HIDRÁULICA DO PORTO – Instalada em Cuiabá em 1878. Conforme Lei n° 735, de 03 de março de 1887, foi promulgada em 19 de junho desse ano, regulamento para o funcionamento da Hidráulica. A usina, além da sala das bombas (uma horizontal e uma vertical) com capacidade de 75 m.c. e da sala das caldeiras tinha um local para a oficina de reparação, de um depósito e dependências para pessoal. Uma galeria de cerca de 30 metros liga o poço donde as bombas aspiram a água – ao rio. O combustível (lenhas) para a usina até o ano de 1924 era fornecido pelo Bel. Amarílio Calhao e depois pelo senhor Athanagildo Barreto, vindo as achas da chácara do Pary. A Hidráulica foi extinta em função da criação da EFLA – Empresa de Força, Luz e Água criada pela Lei n° 419 de 18 de setembro de 1951. p. 115). Sobre as adutoras o prefeito Chico Galindo construiu um camelódromo. Um espanto!
MACHINA A VAPOR – Machina Hydráulica adquirida em 1882 pelo valor de 595#320 reis para o abastecimento de água da Capital, conforme Lei 610 de 26 de maio de 1883, pelo presidente da província Thomaz Antônio de Miranda Rodrigues. O serviço hidráulico a vapor ficava instalado à margem esquerda do rio Cuiabá, a montante do Mercado Público do segundo distrito, hoje Museu do rio, no bairro do Porto. Um motor se encontra preservado no Memorial da Água Engº José Luiz de Borges Garcia, no bairro Quilombo, entre as duas estações de tratamento de água.
CACIMBA DO SOLDADO – situado no Largo de Santa Rita, atual Praça Rachid Jaudy, antiga Cacimba do Soldado, onde Antônio Luis Patrício da Silva Manso idealizou fundar um Jardim Botânico, em 1823. O pequeno córrego descia do morrote do “Pai-Hu”, onde havia um minadouro, que deixava correr débil fio de água, que alimentava mais abaixo, na Travessa do Villas Boas (hoje Avenida Ponce), a Cacimba do Soldado. Foi urbanizado em 1909, pelos Intendentes Municipais Avelino de Siqueira e Amarílio de Almeida, com as obras de canalização do Córrego Cruz das Almas até a Prainha, realizada pelos irmãos italianos João e José Sardi, época em que foi construído o mercado municipal, local que se encontra até hoje, cercado com pilastras intercaladas com elegantes grades de ferro vindas da Inglaterra.

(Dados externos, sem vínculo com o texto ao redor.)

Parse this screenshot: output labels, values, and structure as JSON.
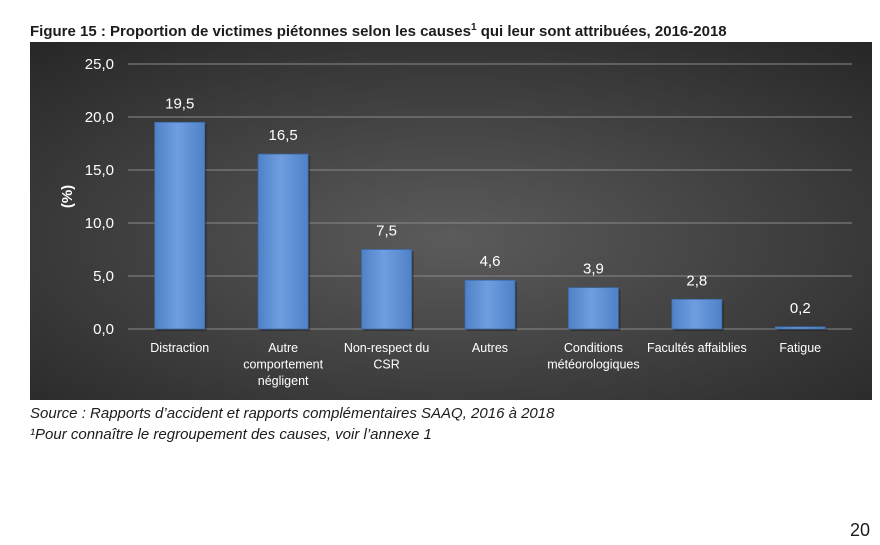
{
  "document": {
    "figure_title": "Figure 15 : Proportion de victimes piétonnes selon les causes",
    "figure_title_sup": "1",
    "figure_title_rest": " qui leur sont attribuées, 2016-2018",
    "source": "Source : Rapports d’accident et rapports complémentaires SAAQ, 2016 à 2018",
    "footnote_marker": "¹",
    "footnote": "Pour connaître le regroupement des causes, voir l’annexe 1",
    "page_number": "20"
  },
  "colors": {
    "panel_background_center": "#5b5b5b",
    "panel_background_edge": "#262626",
    "bar_fill": "#4f81c7",
    "bar_highlight": "#6f9ee0",
    "text": "#ffffff",
    "gridline": "#8a8a8a"
  },
  "chart_data": {
    "type": "bar",
    "title": "",
    "xlabel": "",
    "ylabel": "(%)",
    "ylim": [
      0,
      25
    ],
    "y_ticks": [
      "0,0",
      "5,0",
      "10,0",
      "15,0",
      "20,0",
      "25,0"
    ],
    "grid": true,
    "legend": "none",
    "categories": [
      [
        "Distraction"
      ],
      [
        "Autre",
        "comportement",
        "négligent"
      ],
      [
        "Non-respect du",
        "CSR"
      ],
      [
        "Autres"
      ],
      [
        "Conditions",
        "météorologiques"
      ],
      [
        "Facultés affaiblies"
      ],
      [
        "Fatigue"
      ]
    ],
    "values": [
      19.5,
      16.5,
      7.5,
      4.6,
      3.9,
      2.8,
      0.2
    ],
    "data_labels": [
      "19,5",
      "16,5",
      "7,5",
      "4,6",
      "3,9",
      "2,8",
      "0,2"
    ]
  }
}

Além desses espaços, córregos, ribeirões, poços, rios também compõem o roteiro das águas e suas belezas turísticas. Rogamos que o Planejamento Urbano da cidade faça valer, por meio de Leis e Decretos, a preservação dessas nascentes e, se possível, o retorno em forma de monumentos, em forma de fonte pública ou chafariz.
*NEILA MARIA DE SOUZA BARRETO é jornalista, escritora, historiadora e Mestre em História. É membro da Academia Mato-Grossense de Letras (AML) e do Instituto Histórico e Geográfico de Mato Grosso (IHGMT).